TDB企業コード:988184463 東京都港区 ディスカウントショップ「BIG.1」経営 長崎屋関連 破産宣告受ける 負債47億円

2月13日に東京地裁へ会社更生法適用を申請した東証1部上場スーパー(株)長崎屋(東京都)のグループ会社、(株)ビッグワン(資本金4500万円、東京都港区虎ノ門5-12-12、登記面=東京都中央区東日本橋2-5-10、荒木隆巖社長、従業員75人)は、2月15日東京地裁へ自己破産を申請し、同月16日同地裁より破産宣告受けた。
 破産管財人は森順子弁護士(千代田区紀尾井町3-12、電話03-3511-6129)。
 同社は、1982年(昭和57年)9月に雑貨販売を目的として長崎屋グループおよび従業員などからの出資により(株)ナグスの商号で設立された。
 当初は「サンリード」の店名で、家電製品やスポーツ用品などのディスカウントショップを経営。88年3月に(株)ナーサ(東京都)を吸収して同社が経営する「ロッキー」4店舗を継承したほか、90年11月には(株)ケープ(大阪府)も吸収合併し5店舗を継承するなど、積極的に多店舗化を進めていた。
 近年は店名を「BIG.1」とし、東京・大阪において24店舗を有するまでに業容は拡大。ピーク時の95年2月期には年売上高約249億8000万円まで伸長し、97年10月には現商号へ変更していた。

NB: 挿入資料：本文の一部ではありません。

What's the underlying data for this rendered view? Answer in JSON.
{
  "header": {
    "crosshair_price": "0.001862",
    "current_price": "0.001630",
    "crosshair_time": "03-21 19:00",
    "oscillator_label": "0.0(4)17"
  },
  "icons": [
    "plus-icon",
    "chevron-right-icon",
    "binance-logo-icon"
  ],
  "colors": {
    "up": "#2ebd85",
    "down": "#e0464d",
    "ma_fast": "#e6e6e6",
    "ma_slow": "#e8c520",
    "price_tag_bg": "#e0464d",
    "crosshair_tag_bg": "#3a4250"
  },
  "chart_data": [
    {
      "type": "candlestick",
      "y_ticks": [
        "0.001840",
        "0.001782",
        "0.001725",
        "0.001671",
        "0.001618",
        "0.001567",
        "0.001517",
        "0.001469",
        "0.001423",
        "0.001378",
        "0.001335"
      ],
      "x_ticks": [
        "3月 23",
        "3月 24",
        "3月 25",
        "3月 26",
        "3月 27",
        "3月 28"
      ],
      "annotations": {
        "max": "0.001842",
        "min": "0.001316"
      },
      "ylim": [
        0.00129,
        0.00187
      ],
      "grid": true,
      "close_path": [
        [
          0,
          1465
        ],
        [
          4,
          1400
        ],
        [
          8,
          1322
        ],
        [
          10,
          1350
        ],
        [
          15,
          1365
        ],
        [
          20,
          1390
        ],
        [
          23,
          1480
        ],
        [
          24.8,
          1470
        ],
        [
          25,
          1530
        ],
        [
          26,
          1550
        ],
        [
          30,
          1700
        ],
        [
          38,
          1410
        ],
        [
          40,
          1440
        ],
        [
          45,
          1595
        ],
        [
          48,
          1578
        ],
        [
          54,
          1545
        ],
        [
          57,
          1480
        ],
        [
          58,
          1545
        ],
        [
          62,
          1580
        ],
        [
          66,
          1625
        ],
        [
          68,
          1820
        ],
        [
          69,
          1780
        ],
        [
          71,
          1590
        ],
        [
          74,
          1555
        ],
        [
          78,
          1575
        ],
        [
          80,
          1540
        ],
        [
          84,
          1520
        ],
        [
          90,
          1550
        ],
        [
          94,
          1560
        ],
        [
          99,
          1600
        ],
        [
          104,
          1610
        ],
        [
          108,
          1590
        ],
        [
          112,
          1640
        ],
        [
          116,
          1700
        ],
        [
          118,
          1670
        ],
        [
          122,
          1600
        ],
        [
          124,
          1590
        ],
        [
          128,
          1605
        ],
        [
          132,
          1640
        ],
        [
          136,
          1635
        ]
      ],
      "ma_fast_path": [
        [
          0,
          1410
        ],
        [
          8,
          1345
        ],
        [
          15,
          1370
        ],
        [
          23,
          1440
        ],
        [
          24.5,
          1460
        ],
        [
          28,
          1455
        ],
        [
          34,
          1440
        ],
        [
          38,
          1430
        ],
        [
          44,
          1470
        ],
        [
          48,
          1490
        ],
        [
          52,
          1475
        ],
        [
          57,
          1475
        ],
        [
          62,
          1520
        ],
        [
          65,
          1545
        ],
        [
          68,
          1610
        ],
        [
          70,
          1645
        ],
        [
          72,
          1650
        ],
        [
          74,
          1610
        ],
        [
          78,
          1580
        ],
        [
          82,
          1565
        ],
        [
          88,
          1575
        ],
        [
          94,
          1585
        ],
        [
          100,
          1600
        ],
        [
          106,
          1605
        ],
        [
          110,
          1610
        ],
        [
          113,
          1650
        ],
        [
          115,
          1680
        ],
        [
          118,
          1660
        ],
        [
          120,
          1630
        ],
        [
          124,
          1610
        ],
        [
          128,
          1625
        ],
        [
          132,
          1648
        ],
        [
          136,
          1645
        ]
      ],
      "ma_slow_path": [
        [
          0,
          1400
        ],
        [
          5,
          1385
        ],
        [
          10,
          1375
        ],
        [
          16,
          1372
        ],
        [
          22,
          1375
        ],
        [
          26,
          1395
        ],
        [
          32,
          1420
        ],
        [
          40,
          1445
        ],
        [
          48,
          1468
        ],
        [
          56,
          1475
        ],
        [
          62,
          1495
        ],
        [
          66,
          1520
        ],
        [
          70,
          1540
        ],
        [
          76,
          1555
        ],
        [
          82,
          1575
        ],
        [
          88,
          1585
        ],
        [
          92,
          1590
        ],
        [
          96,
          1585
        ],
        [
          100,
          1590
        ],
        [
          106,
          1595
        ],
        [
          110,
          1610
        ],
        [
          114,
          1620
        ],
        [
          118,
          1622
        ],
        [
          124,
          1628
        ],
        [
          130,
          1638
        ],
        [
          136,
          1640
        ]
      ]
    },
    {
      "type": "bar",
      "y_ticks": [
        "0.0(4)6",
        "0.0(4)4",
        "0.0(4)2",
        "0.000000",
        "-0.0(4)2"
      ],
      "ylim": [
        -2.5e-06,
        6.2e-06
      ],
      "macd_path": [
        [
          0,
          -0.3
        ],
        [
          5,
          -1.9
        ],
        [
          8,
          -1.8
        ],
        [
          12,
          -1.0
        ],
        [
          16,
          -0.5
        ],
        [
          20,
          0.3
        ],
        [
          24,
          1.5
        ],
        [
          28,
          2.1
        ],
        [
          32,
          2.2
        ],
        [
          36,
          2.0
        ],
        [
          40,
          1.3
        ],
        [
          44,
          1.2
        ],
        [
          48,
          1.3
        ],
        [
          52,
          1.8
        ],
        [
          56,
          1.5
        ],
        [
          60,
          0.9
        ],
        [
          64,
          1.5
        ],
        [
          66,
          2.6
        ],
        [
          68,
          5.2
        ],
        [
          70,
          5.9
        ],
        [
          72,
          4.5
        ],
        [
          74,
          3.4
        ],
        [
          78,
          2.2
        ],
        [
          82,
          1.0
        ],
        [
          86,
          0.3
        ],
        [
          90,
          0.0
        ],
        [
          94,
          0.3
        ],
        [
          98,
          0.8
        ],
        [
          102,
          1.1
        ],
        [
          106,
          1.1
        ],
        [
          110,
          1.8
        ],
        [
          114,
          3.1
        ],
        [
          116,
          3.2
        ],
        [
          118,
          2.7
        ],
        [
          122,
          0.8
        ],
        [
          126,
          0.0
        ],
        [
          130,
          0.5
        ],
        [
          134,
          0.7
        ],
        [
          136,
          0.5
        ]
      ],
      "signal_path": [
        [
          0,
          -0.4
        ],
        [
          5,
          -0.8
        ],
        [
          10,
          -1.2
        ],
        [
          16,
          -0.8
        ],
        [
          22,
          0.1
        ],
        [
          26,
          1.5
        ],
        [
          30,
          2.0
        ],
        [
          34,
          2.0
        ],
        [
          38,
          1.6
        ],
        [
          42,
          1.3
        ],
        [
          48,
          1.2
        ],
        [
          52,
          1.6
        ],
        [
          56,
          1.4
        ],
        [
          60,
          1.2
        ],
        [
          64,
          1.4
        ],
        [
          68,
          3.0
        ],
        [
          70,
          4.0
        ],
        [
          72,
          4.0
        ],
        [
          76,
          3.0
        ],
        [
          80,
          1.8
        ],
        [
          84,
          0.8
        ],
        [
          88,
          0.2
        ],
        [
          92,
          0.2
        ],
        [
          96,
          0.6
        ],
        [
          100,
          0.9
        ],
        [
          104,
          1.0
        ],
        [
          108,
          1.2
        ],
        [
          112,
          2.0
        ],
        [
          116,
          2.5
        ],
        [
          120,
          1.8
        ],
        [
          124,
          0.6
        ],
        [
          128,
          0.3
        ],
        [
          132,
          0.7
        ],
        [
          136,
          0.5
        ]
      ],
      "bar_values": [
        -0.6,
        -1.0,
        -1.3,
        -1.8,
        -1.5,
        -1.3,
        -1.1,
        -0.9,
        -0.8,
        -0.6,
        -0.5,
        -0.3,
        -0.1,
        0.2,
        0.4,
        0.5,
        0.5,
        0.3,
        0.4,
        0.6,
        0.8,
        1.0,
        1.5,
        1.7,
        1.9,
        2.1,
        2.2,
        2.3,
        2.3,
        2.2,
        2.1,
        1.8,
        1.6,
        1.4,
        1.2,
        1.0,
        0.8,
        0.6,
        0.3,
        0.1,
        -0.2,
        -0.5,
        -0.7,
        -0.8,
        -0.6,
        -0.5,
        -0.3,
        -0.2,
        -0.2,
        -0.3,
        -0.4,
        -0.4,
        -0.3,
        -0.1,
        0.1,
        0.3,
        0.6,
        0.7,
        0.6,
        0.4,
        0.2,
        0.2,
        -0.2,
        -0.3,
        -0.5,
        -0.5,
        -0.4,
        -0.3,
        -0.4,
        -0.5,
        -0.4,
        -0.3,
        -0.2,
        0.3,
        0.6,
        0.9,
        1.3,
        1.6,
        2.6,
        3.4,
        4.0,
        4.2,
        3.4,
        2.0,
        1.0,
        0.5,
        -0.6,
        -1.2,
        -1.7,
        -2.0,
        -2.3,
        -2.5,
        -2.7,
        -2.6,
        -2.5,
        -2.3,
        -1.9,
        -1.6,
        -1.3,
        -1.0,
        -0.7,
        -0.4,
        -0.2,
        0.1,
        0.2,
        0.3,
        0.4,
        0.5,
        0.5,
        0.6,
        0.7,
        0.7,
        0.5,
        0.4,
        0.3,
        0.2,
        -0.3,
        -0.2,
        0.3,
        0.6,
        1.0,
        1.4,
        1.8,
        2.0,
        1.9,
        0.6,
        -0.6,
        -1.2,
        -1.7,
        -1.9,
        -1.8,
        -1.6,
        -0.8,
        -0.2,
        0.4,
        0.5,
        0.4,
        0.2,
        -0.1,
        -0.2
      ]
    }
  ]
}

 しかし、その後は長引く景気後退による個人消費低迷などから売り上げが低下。99年同期には年売上高が約140億円まで低迷し、5期連続の最終損失から債務超過に転落していた。このため、化粧品や薬などのドラッグ部門を設置し、女性客をターゲットに集客力向上に努めたものの、その後も売り上げは回復していなかった。
 こうしたなか、実質親会社の(株)長崎屋が2月13日に東京地裁へ会社更生法適用を申請(負債3039億円)。これにより資金調達の目処が立たなくなり急速に資金繰りが悪化、連鎖する形で今回の措置となった。
 負債は約49億円。
 なお、(株)長崎屋の連鎖倒産は(株)長崎屋エステート(負債1137億円、東京都)、(株)金沢長崎屋(負債83億円、金沢市)、(株)聖籠長崎屋(負債65億円、新潟県)に続き4社目となった。